Niall likes Doing the solo thing for now. All of the guys just want to live life for awhile maybe one day they will make albums together and go on tours like the old days but they needed a little break.

So Niall decided to drive on the back roads which is my favorite place to drive. Its so open and beautiful. Were currently listening to some top 40s playlist on the radio. We don't normally talk in the car because well its peaceful and im too scared to start anything. As im just sitting here he grabs my hand and intertwines his fingers with mine. His hand is really warm and mine is kind of cold.

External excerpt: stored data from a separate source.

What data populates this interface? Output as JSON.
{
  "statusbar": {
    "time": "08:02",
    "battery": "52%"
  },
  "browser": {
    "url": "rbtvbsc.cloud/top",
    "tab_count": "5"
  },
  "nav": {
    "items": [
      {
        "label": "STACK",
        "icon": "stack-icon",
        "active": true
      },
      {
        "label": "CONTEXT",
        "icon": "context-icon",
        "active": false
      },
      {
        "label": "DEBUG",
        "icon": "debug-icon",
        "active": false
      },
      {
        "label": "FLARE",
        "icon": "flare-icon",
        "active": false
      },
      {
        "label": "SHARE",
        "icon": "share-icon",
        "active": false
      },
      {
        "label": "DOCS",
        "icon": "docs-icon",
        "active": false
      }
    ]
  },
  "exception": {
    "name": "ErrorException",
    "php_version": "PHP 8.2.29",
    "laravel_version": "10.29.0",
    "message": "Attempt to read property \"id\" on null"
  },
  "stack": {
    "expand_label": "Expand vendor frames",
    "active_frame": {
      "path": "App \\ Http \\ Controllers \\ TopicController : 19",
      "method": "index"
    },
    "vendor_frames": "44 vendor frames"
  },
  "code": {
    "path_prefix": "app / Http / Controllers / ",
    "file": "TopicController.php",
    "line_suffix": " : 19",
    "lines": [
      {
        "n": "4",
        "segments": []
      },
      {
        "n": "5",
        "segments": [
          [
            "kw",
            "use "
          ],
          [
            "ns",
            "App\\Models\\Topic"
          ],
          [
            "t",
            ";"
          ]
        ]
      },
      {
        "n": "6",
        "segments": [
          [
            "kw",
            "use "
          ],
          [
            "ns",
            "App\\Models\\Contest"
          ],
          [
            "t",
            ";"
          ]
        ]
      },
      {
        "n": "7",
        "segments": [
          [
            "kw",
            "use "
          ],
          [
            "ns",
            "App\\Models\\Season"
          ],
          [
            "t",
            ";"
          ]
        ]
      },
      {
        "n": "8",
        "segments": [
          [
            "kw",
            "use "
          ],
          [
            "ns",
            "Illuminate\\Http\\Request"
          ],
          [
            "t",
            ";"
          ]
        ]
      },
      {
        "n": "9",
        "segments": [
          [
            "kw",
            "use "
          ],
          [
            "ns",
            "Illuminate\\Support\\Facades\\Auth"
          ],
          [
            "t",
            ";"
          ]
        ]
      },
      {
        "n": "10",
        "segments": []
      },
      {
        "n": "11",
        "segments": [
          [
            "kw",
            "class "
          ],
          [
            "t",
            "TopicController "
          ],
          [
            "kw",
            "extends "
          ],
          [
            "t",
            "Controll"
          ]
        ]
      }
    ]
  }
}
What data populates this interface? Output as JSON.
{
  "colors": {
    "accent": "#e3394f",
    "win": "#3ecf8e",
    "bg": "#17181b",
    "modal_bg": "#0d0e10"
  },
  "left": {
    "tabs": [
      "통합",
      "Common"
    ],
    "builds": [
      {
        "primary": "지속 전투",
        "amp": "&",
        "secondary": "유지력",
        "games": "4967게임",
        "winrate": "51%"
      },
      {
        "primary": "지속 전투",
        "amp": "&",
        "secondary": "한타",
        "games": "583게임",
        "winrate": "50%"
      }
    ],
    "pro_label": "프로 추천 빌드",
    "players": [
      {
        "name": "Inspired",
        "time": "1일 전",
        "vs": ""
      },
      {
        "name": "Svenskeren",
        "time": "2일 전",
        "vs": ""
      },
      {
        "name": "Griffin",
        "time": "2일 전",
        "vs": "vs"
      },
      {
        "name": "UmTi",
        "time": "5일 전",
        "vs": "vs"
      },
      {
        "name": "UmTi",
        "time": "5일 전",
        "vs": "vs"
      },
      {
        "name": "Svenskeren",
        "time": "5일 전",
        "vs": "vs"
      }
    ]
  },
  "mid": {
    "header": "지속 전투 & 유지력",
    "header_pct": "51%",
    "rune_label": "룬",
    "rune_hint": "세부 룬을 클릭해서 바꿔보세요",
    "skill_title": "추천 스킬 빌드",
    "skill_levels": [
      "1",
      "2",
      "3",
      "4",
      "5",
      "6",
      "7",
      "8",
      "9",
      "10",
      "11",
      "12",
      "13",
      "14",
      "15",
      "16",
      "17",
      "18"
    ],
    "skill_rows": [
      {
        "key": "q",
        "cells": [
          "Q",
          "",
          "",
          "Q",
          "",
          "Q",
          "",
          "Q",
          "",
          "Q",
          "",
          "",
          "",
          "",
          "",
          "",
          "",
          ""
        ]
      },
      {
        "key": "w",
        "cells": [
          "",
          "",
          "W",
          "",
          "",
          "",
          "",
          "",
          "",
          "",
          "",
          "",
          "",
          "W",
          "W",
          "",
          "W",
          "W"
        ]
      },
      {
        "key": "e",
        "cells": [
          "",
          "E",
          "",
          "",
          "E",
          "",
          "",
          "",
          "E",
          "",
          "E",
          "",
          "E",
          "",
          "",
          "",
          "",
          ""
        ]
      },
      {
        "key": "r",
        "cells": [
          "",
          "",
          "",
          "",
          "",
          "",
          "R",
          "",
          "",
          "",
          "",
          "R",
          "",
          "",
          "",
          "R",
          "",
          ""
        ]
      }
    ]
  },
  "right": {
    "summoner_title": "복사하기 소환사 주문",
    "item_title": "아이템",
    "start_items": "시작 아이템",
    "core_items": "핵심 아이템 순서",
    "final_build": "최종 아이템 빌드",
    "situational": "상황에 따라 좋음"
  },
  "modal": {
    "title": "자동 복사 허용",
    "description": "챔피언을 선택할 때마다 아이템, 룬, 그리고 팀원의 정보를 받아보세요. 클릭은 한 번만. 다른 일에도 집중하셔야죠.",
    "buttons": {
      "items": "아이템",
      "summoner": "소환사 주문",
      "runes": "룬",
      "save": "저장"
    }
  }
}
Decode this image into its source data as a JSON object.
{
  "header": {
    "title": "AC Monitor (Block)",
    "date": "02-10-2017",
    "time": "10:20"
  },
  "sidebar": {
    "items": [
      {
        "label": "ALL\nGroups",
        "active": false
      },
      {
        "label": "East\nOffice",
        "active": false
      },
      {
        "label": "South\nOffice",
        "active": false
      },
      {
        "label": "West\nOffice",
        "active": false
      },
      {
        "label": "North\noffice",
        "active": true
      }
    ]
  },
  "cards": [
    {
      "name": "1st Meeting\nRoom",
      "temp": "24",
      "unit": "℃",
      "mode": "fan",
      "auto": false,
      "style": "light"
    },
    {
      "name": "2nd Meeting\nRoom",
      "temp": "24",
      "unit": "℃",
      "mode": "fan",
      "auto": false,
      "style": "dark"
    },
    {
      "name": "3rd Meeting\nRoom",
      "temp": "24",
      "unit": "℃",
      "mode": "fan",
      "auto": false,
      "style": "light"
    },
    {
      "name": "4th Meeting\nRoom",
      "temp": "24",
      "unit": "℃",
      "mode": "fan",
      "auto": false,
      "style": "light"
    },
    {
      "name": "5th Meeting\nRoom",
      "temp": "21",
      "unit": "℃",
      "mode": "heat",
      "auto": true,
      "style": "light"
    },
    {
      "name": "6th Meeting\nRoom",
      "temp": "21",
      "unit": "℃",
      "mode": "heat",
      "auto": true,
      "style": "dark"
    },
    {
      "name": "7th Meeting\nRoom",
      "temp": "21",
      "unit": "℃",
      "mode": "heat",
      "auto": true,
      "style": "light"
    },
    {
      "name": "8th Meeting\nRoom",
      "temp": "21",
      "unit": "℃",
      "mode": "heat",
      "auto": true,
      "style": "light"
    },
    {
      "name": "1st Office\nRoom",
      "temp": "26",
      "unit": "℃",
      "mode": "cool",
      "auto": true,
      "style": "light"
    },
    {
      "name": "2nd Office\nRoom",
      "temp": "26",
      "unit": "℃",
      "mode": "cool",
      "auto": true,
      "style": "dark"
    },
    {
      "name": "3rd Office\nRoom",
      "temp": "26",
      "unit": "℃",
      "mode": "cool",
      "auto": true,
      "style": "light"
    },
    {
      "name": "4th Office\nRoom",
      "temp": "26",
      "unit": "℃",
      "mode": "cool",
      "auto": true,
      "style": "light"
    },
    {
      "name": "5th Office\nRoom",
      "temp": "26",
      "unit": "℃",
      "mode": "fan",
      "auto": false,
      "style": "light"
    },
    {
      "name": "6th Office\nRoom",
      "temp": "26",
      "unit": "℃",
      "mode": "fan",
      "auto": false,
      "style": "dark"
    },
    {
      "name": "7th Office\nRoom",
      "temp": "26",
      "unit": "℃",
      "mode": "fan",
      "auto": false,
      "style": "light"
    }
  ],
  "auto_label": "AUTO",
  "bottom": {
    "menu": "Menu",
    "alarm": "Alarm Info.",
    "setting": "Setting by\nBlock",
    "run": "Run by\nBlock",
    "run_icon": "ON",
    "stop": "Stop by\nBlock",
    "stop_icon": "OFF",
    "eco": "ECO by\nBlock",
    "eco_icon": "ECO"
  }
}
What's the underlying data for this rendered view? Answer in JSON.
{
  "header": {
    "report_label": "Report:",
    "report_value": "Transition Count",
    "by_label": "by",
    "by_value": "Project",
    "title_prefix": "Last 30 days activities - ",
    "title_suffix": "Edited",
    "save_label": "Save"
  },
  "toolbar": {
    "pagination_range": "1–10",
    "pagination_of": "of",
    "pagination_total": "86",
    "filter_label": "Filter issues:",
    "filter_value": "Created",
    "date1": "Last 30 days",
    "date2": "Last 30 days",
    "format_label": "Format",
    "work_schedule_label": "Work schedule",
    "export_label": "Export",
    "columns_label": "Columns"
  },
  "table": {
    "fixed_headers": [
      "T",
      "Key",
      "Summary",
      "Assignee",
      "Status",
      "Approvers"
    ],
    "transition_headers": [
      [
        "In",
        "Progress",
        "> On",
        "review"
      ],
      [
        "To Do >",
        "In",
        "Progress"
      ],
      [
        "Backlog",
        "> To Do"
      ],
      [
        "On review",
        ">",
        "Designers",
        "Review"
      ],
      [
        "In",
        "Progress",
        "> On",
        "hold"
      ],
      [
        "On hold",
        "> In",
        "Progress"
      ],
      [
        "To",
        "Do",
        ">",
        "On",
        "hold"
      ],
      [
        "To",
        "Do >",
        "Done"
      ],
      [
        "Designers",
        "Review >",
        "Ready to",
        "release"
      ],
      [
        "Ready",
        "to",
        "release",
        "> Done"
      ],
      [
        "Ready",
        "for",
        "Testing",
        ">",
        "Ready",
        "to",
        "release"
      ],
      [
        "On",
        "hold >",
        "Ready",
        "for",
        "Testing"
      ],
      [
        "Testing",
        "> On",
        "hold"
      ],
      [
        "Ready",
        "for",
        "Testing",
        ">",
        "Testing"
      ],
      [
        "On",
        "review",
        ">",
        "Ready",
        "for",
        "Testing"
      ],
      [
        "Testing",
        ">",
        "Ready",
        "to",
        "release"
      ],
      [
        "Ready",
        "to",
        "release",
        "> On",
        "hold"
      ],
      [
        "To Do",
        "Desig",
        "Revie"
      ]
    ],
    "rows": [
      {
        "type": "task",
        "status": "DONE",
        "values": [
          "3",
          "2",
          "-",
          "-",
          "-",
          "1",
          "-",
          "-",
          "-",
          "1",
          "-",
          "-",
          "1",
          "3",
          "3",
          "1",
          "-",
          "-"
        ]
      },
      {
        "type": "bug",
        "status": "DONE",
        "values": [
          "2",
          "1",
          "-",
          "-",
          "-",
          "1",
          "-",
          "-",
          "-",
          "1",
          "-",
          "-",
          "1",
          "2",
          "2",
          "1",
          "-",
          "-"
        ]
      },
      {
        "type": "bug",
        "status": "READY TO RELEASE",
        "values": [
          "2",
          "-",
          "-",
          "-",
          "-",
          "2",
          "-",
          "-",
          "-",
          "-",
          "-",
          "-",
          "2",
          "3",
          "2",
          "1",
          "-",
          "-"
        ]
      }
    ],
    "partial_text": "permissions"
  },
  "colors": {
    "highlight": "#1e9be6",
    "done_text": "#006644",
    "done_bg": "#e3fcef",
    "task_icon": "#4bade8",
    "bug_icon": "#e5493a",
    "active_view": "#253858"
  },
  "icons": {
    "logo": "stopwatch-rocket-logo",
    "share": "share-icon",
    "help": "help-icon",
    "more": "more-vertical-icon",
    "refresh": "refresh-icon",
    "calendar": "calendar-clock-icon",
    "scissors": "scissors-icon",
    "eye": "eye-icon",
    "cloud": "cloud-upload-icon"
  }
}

After a few minutes of just sitting in the car waiting to get to this park were going to he squeezes my hand. At first i thought nothing of it until he squeezes tighter and its starting to hurt. I look over at him and hes just looking at the road driving. When i try to move my hand out of his grip he looks at me and says. "Emily you better be good today. there should be no reason for you to act up, and if you do you wont just have that one bruise on your face that you are trying to cover up. do you understand?" I nod my head yes as quick as i can and he stops squeezing my hand.

I get my hand out of his grip and look at it. nothing is broken but there is a faint bruise forming near my thumb. Its nothing serious so i should be okay. As i start to put my hand on my lap the car quickly pulls over on the side of the road which mind you is just farm land.

I look over to him and he puts the car in park and looks over to me grabbing my hand again yelling. "WHAT THE FUCK IS THIS!" he gestures to my band aid. I get a little worried and answer "when i was cleaning the vase of flowers i accidentally cut my hand. Its just a small cut" I can tell just by the look on his face he is pissed but doesn't say anything. He puts my hand down puts the car in drive and drives the rest of the way to the picnic.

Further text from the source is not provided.